Core-periphery Models for Hypergraphs
This work addresses the challenge of efficiently analyzing core-periphery patterns in large hypergraphs, which is incremental as it extends existing graph concepts to hypergraphs with improved scalability.
The authors tackled the problem of modeling core-periphery structure in hypergraphs by introducing a random hypergraph model and developing a scalable statistical inference algorithm with near-linear runtime, which outperformed baselines on datasets with up to ~10^5 hyperedges from sources like Microsoft Academic Graph.

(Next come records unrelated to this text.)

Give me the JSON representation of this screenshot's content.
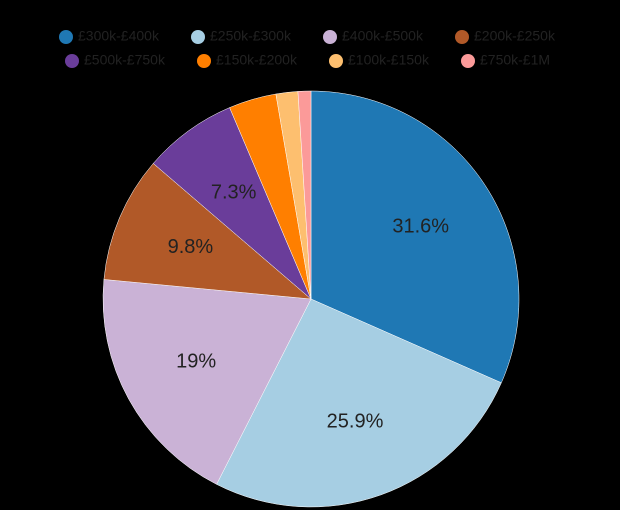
{
  "chart_data": {
    "type": "pie",
    "categories": [
      "£300k-£400k",
      "£250k-£300k",
      "£400k-£500k",
      "£200k-£250k",
      "£500k-£750k",
      "£150k-£200k",
      "£100k-£150k",
      "£750k-£1M"
    ],
    "values": [
      31.6,
      25.9,
      19,
      9.8,
      7.3,
      3.7,
      1.7,
      1.0
    ],
    "value_labels": [
      "31.6%",
      "25.9%",
      "19%",
      "9.8%",
      "7.3%",
      null,
      null,
      null
    ],
    "colors": [
      "#1f78b4",
      "#a6cee3",
      "#cab2d6",
      "#b15928",
      "#6a3d9a",
      "#ff7f00",
      "#fdbf6f",
      "#fb9a99"
    ],
    "legend": "top"
  }
}
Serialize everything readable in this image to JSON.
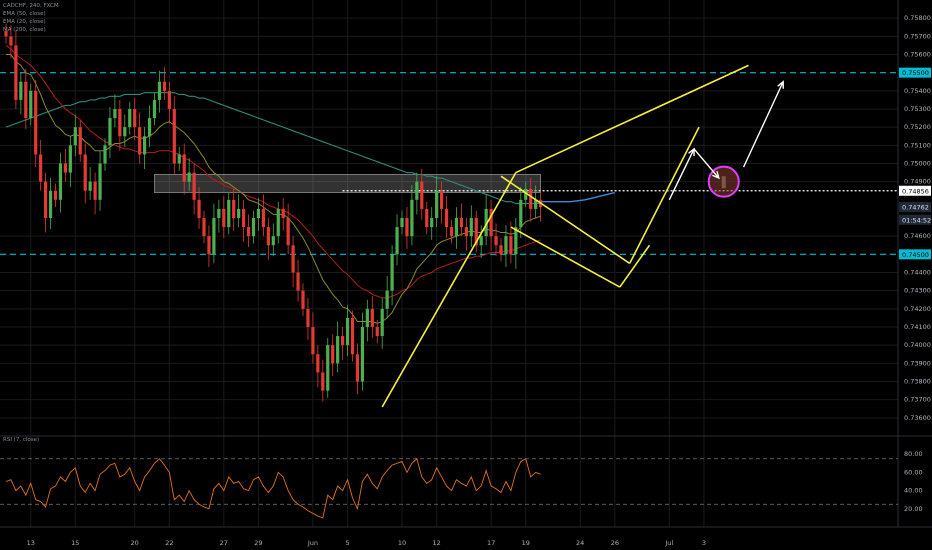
{
  "legend": {
    "symbol": "CADCHF, 240, FXCM",
    "ema_a": "EMA (50, close)",
    "ema_b": "EMA (20, close)",
    "ema_c": "MA (200, close)",
    "rsi": "RSI (7, close)"
  },
  "colors": {
    "bg": "#000000",
    "up": "#4caf50",
    "down": "#e53935",
    "grid": "#1a1a1a",
    "yellow": "#f5ef3a",
    "cyan": "#00bcd4",
    "teal": "#2e8b7a",
    "ema_red": "#b71c1c",
    "ema_olive": "#8c8a2a",
    "blue": "#3d8bd9",
    "rsi": "#e0741f",
    "magenta": "#e040fb",
    "white": "#ffffff",
    "axis_text": "#b0b4bc"
  },
  "chart_data": {
    "type": "candlestick",
    "y_axis": {
      "min": 0.735,
      "max": 0.759,
      "ticks": [
        0.758,
        0.757,
        0.756,
        0.754,
        0.753,
        0.752,
        0.751,
        0.75,
        0.749,
        0.746,
        0.744,
        0.743,
        0.742,
        0.741,
        0.74,
        0.739,
        0.738,
        0.737,
        0.736
      ],
      "tick_labels": [
        "0.75800",
        "0.75700",
        "0.75600",
        "0.75400",
        "0.75300",
        "0.75200",
        "0.75100",
        "0.75000",
        "0.74900",
        "0.74600",
        "0.74400",
        "0.74300",
        "0.74200",
        "0.74100",
        "0.74000",
        "0.73900",
        "0.73800",
        "0.73700",
        "0.73600"
      ],
      "price_labels": [
        {
          "value": 0.755,
          "text": "0.75500",
          "style": "cyan"
        },
        {
          "value": 0.7485,
          "text": "0.74856",
          "style": "white"
        },
        {
          "value": 0.7476,
          "text": "0.74762",
          "style": "dark"
        },
        {
          "value": 0.7469,
          "text": "01:54:52",
          "style": "dark"
        },
        {
          "value": 0.745,
          "text": "0.74500",
          "style": "cyan"
        }
      ]
    },
    "x_axis": {
      "ticks": [
        {
          "text": "13",
          "i": 5
        },
        {
          "text": "15",
          "i": 14
        },
        {
          "text": "20",
          "i": 26
        },
        {
          "text": "22",
          "i": 33
        },
        {
          "text": "27",
          "i": 44
        },
        {
          "text": "29",
          "i": 51
        },
        {
          "text": "Jun",
          "i": 62
        },
        {
          "text": "5",
          "i": 69
        },
        {
          "text": "10",
          "i": 80
        },
        {
          "text": "12",
          "i": 87
        },
        {
          "text": "17",
          "i": 98
        },
        {
          "text": "19",
          "i": 105
        },
        {
          "text": "24",
          "i": 116
        },
        {
          "text": "26",
          "i": 123
        },
        {
          "text": "Jul",
          "i": 134
        },
        {
          "text": "3",
          "i": 141
        }
      ]
    },
    "closes": [
      0.757,
      0.7565,
      0.7535,
      0.7545,
      0.7525,
      0.754,
      0.7505,
      0.749,
      0.747,
      0.7485,
      0.748,
      0.75,
      0.7495,
      0.751,
      0.752,
      0.7505,
      0.7485,
      0.749,
      0.748,
      0.75,
      0.751,
      0.7525,
      0.753,
      0.7515,
      0.752,
      0.753,
      0.752,
      0.7505,
      0.7515,
      0.7525,
      0.7535,
      0.7545,
      0.754,
      0.753,
      0.75,
      0.7505,
      0.749,
      0.7495,
      0.748,
      0.747,
      0.746,
      0.745,
      0.747,
      0.7475,
      0.7465,
      0.748,
      0.747,
      0.7475,
      0.7465,
      0.746,
      0.747,
      0.7475,
      0.7465,
      0.7455,
      0.746,
      0.7475,
      0.747,
      0.7455,
      0.744,
      0.743,
      0.742,
      0.741,
      0.7395,
      0.7385,
      0.7375,
      0.74,
      0.739,
      0.7405,
      0.74,
      0.7415,
      0.7395,
      0.738,
      0.741,
      0.742,
      0.741,
      0.7405,
      0.742,
      0.743,
      0.745,
      0.7465,
      0.747,
      0.746,
      0.748,
      0.749,
      0.7475,
      0.7465,
      0.747,
      0.7485,
      0.7475,
      0.7465,
      0.746,
      0.747,
      0.7465,
      0.746,
      0.747,
      0.7455,
      0.746,
      0.7475,
      0.746,
      0.7455,
      0.745,
      0.746,
      0.745,
      0.7465,
      0.748,
      0.7486,
      0.7475,
      0.748,
      0.7476
    ],
    "ema50": [
      0.7565,
      0.7563,
      0.756,
      0.7558,
      0.7556,
      0.7554,
      0.7551,
      0.7548,
      0.7544,
      0.754,
      0.7536,
      0.7533,
      0.753,
      0.7528,
      0.7526,
      0.7524,
      0.7521,
      0.7518,
      0.7516,
      0.7514,
      0.7512,
      0.7511,
      0.751,
      0.7509,
      0.7508,
      0.7508,
      0.7507,
      0.7506,
      0.7506,
      0.7506,
      0.7506,
      0.7507,
      0.7507,
      0.7507,
      0.7506,
      0.7505,
      0.7503,
      0.7502,
      0.75,
      0.7498,
      0.7496,
      0.7493,
      0.7491,
      0.749,
      0.7488,
      0.7487,
      0.7486,
      0.7485,
      0.7483,
      0.7482,
      0.7481,
      0.748,
      0.7479,
      0.7477,
      0.7476,
      0.7475,
      0.7474,
      0.7473,
      0.7471,
      0.7469,
      0.7466,
      0.7463,
      0.746,
      0.7456,
      0.7453,
      0.745,
      0.7447,
      0.7444,
      0.7441,
      0.7439,
      0.7436,
      0.7433,
      0.7431,
      0.743,
      0.7428,
      0.7427,
      0.7426,
      0.7426,
      0.7427,
      0.7428,
      0.743,
      0.7431,
      0.7433,
      0.7436,
      0.7438,
      0.7439,
      0.744,
      0.7442,
      0.7443,
      0.7444,
      0.7445,
      0.7446,
      0.7447,
      0.7448,
      0.7448,
      0.7449,
      0.7449,
      0.745,
      0.7451,
      0.7451,
      0.7451,
      0.7452,
      0.7452,
      0.7453,
      0.7454,
      0.7455,
      0.7456,
      0.7457,
      0.7458
    ],
    "ema20": [
      0.756,
      0.756,
      0.7556,
      0.7554,
      0.755,
      0.7549,
      0.7544,
      0.7538,
      0.7531,
      0.7526,
      0.7521,
      0.7519,
      0.7516,
      0.7515,
      0.7516,
      0.7515,
      0.7512,
      0.751,
      0.7507,
      0.7507,
      0.7507,
      0.7509,
      0.7511,
      0.7511,
      0.7512,
      0.7514,
      0.7515,
      0.7514,
      0.7514,
      0.7515,
      0.7517,
      0.752,
      0.7522,
      0.7523,
      0.7521,
      0.7519,
      0.7517,
      0.7514,
      0.7511,
      0.7507,
      0.7503,
      0.7498,
      0.7495,
      0.7493,
      0.749,
      0.7489,
      0.7487,
      0.7485,
      0.7483,
      0.748,
      0.7479,
      0.7478,
      0.7476,
      0.7474,
      0.7472,
      0.7472,
      0.7472,
      0.747,
      0.7467,
      0.7463,
      0.7459,
      0.7454,
      0.7448,
      0.7442,
      0.7436,
      0.7432,
      0.7428,
      0.7425,
      0.7421,
      0.742,
      0.7417,
      0.7413,
      0.7413,
      0.7413,
      0.7413,
      0.7412,
      0.7413,
      0.7415,
      0.7418,
      0.7423,
      0.7428,
      0.7431,
      0.7436,
      0.7442,
      0.7445,
      0.7448,
      0.7451,
      0.7455,
      0.7457,
      0.7458,
      0.7459,
      0.746,
      0.7461,
      0.7462,
      0.7463,
      0.7462,
      0.7462,
      0.7464,
      0.7463,
      0.7463,
      0.7462,
      0.7462,
      0.7461,
      0.7462,
      0.7465,
      0.7468,
      0.7469,
      0.747,
      0.7471
    ],
    "ma200": [
      0.752,
      0.7521,
      0.7522,
      0.7523,
      0.7524,
      0.7525,
      0.7526,
      0.7527,
      0.7528,
      0.7529,
      0.753,
      0.7531,
      0.7532,
      0.7532,
      0.7533,
      0.7534,
      0.7534,
      0.7535,
      0.7535,
      0.7536,
      0.7536,
      0.7537,
      0.7537,
      0.7537,
      0.7538,
      0.7538,
      0.7538,
      0.7538,
      0.7539,
      0.7539,
      0.7539,
      0.7539,
      0.7539,
      0.7539,
      0.7539,
      0.7538,
      0.7538,
      0.7537,
      0.7537,
      0.7536,
      0.7536,
      0.7535,
      0.7534,
      0.7533,
      0.7532,
      0.7531,
      0.753,
      0.7529,
      0.7528,
      0.7527,
      0.7526,
      0.7525,
      0.7524,
      0.7523,
      0.7522,
      0.7521,
      0.752,
      0.7519,
      0.7518,
      0.7517,
      0.7516,
      0.7515,
      0.7514,
      0.7513,
      0.7512,
      0.7511,
      0.751,
      0.7509,
      0.7508,
      0.7507,
      0.7506,
      0.7505,
      0.7504,
      0.7503,
      0.7502,
      0.7501,
      0.75,
      0.7499,
      0.7498,
      0.7497,
      0.7496,
      0.7495,
      0.7495,
      0.7494,
      0.7494,
      0.7493,
      0.7493,
      0.7492,
      0.7492,
      0.7491,
      0.749,
      0.7489,
      0.7488,
      0.7487,
      0.7486,
      0.7485,
      0.7484,
      0.7483,
      0.7482,
      0.7481,
      0.748,
      0.7479,
      0.7479,
      0.7478,
      0.7478,
      0.7478,
      0.7478,
      0.7478,
      0.7478
    ],
    "projection_blue": [
      [
        108,
        0.7479
      ],
      [
        111,
        0.7479
      ],
      [
        114,
        0.7479
      ],
      [
        117,
        0.748
      ],
      [
        120,
        0.7482
      ],
      [
        123,
        0.7484
      ]
    ],
    "rsi": {
      "min": 0,
      "max": 100,
      "ticks": [
        80,
        60,
        40,
        20
      ],
      "tick_labels": [
        "80.00",
        "60.00",
        "40.00",
        "20.00"
      ],
      "dashed_levels": [
        75,
        25
      ],
      "values": [
        50,
        52,
        40,
        45,
        35,
        48,
        30,
        28,
        22,
        42,
        45,
        55,
        50,
        60,
        65,
        45,
        38,
        48,
        40,
        58,
        62,
        68,
        70,
        55,
        58,
        65,
        50,
        40,
        55,
        62,
        70,
        75,
        68,
        60,
        30,
        35,
        28,
        40,
        30,
        25,
        22,
        20,
        42,
        48,
        40,
        55,
        48,
        50,
        42,
        40,
        52,
        55,
        45,
        38,
        45,
        60,
        55,
        40,
        30,
        25,
        22,
        18,
        15,
        12,
        10,
        35,
        30,
        45,
        40,
        52,
        32,
        20,
        50,
        58,
        48,
        42,
        55,
        62,
        68,
        70,
        72,
        60,
        70,
        75,
        55,
        48,
        52,
        65,
        55,
        45,
        40,
        52,
        48,
        45,
        55,
        40,
        45,
        62,
        45,
        42,
        38,
        50,
        40,
        60,
        72,
        75,
        55,
        60,
        58
      ]
    },
    "annotations": [
      {
        "type": "rectangle",
        "label": "resistance zone",
        "price_top": 0.7494,
        "price_bottom": 0.7484
      },
      {
        "type": "horizontal_line",
        "price": 0.755,
        "style": "dashed cyan"
      },
      {
        "type": "horizontal_line",
        "price": 0.745,
        "style": "dashed cyan"
      },
      {
        "type": "horizontal_line",
        "price": 0.7485,
        "style": "dotted white"
      },
      {
        "type": "channel",
        "color": "yellow",
        "description": "rising channel and bull flag"
      },
      {
        "type": "circle",
        "color": "magenta",
        "description": "retest target"
      },
      {
        "type": "arrows",
        "color": "white",
        "count": 3
      }
    ]
  }
}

We introduce a random hypergraph model for core-periphery structure. By leveraging our model's sufficient statistics, we develop a novel statistical inference algorithm that is able to scale to large hypergraphs with runtime that is practically linear wrt. the number of nodes in the graph after a preprocessing step that is almost linear in the number of hyperedges, as well as a scalable sampling algorithm. Our inference algorithm is capable of learning embeddings that correspond to the reputation (rank) of a node within the hypergraph. We also give theoretical bounds on the size of the core of hypergraphs generated by our model. We experiment with hypergraph data that range to $\sim 10^5$ hyperedges mined from the Microsoft Academic Graph, Stack Exchange, and GitHub and show that our model outperforms baselines wrt. producing good fits.